Ieri è stato arrestato nella notte dalla Dia a Castellammare del Golfo Leonardo Badalamenti, uno dei due figli del boss Don Tano, che in questi ultimi giorni era stato denunciato dai carabinieri per essersi reimpossessato di un casolare in contrada Uliveto a Cinisi, senza attendere i provvedimenti di notifica. Il figlio del boss di Cinisi ha avuto restituito dai giudici della corte di assise il bene finito per errore nella confisca. Senza attendere un solo minuto ha rotto il catenaccio ed è entrato in possesso del bene.

Nei confronti di Leonardo pendeva, infatti,  un mandato di cattura internazionale emesso dall’autorità giudiziaria di Barra Funda in Brasile con l’accusa di associazione criminale finalizzata al traffico di stupefacenti e falsità ideologica.

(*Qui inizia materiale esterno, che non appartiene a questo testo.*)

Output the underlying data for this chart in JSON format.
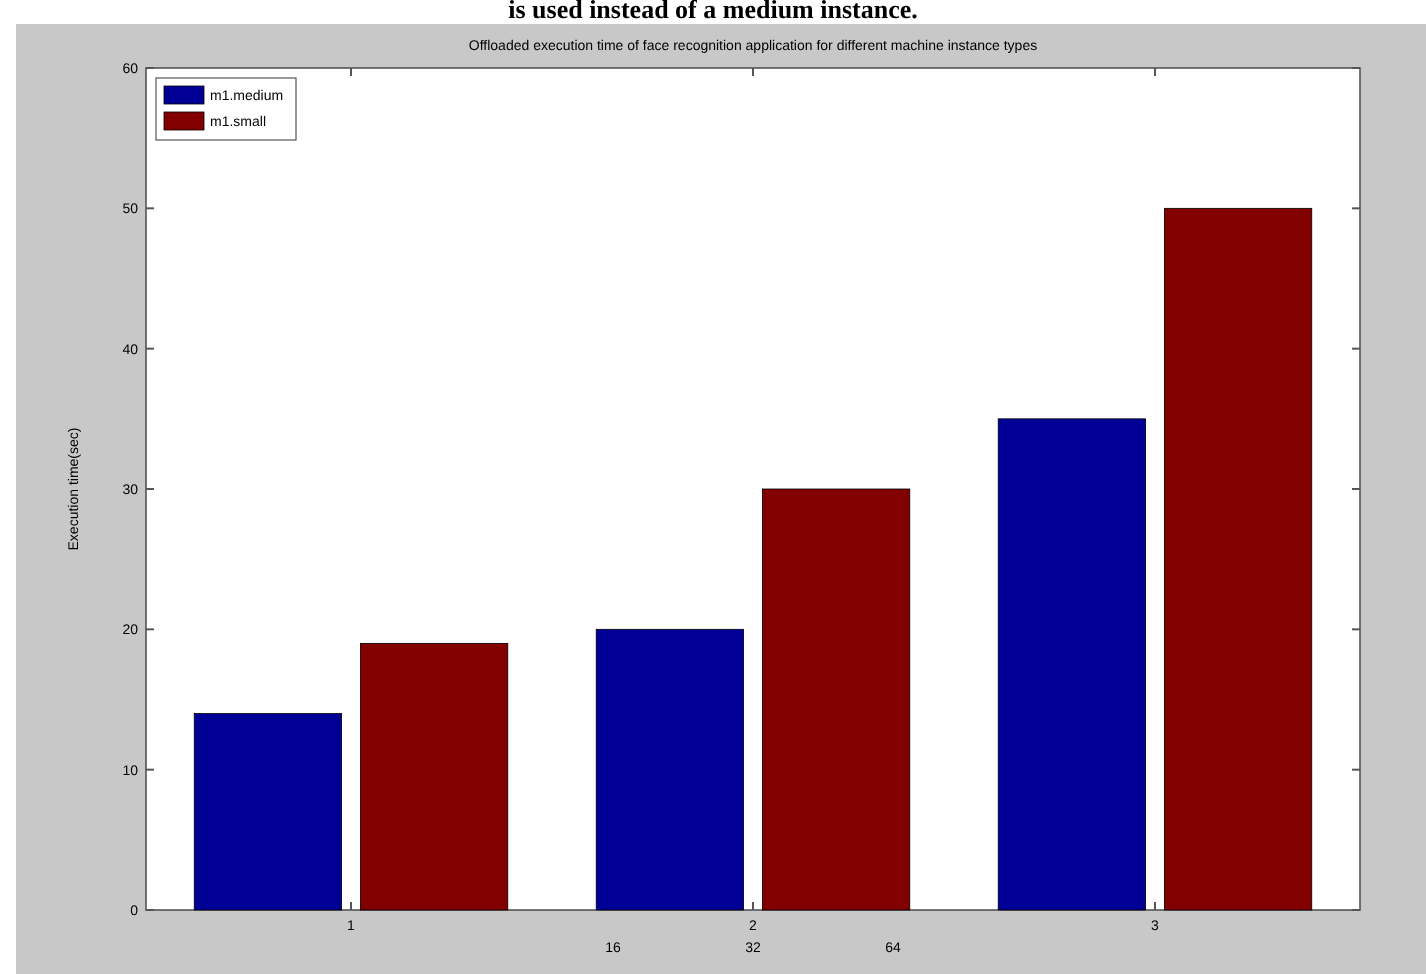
{
  "chart_data": {
    "type": "bar",
    "title": "Offloaded execution time of face recognition application for different machine instance types",
    "ylabel": "Execution time(sec)",
    "categories": [
      "1",
      "2",
      "3"
    ],
    "series": [
      {
        "name": "m1.medium",
        "color": "#000096",
        "values": [
          14,
          20,
          35
        ]
      },
      {
        "name": "m1.small",
        "color": "#820000",
        "values": [
          19,
          30,
          50
        ]
      }
    ],
    "ylim": [
      0,
      60
    ],
    "yticks": [
      0,
      10,
      20,
      30,
      40,
      50,
      60
    ],
    "legend": "top left",
    "annotations": [
      "is used instead of a medium instance.",
      "16",
      "32",
      "64"
    ]
  }
}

Un provvedimento emesso nel 2017, ma solo di recente se n’è avuta notizia in Italia. Neanche Badalamenti ne era a conoscenza, viveva con la madre in provincia di Trapani, di tanto in tanto si vedeva anche a Cinisi, la sua città d’origine.

Utilizzando questo provvedimento la Dia ha fatto scattare le manette. Non lo ha certamete aiutato l’episodio di venerdì scorso quando Leonardo Badalamenti si è reso protagonista del tentativo di rientrare subito il possesso dei beni di famiglia. da quella vicenda era nato uno scontro violentissimo con il sindaco di Cinisi Giangiacomo Palazzolo tanto che erano dovuti intervenuti i carabinieri per farlo sloggiare.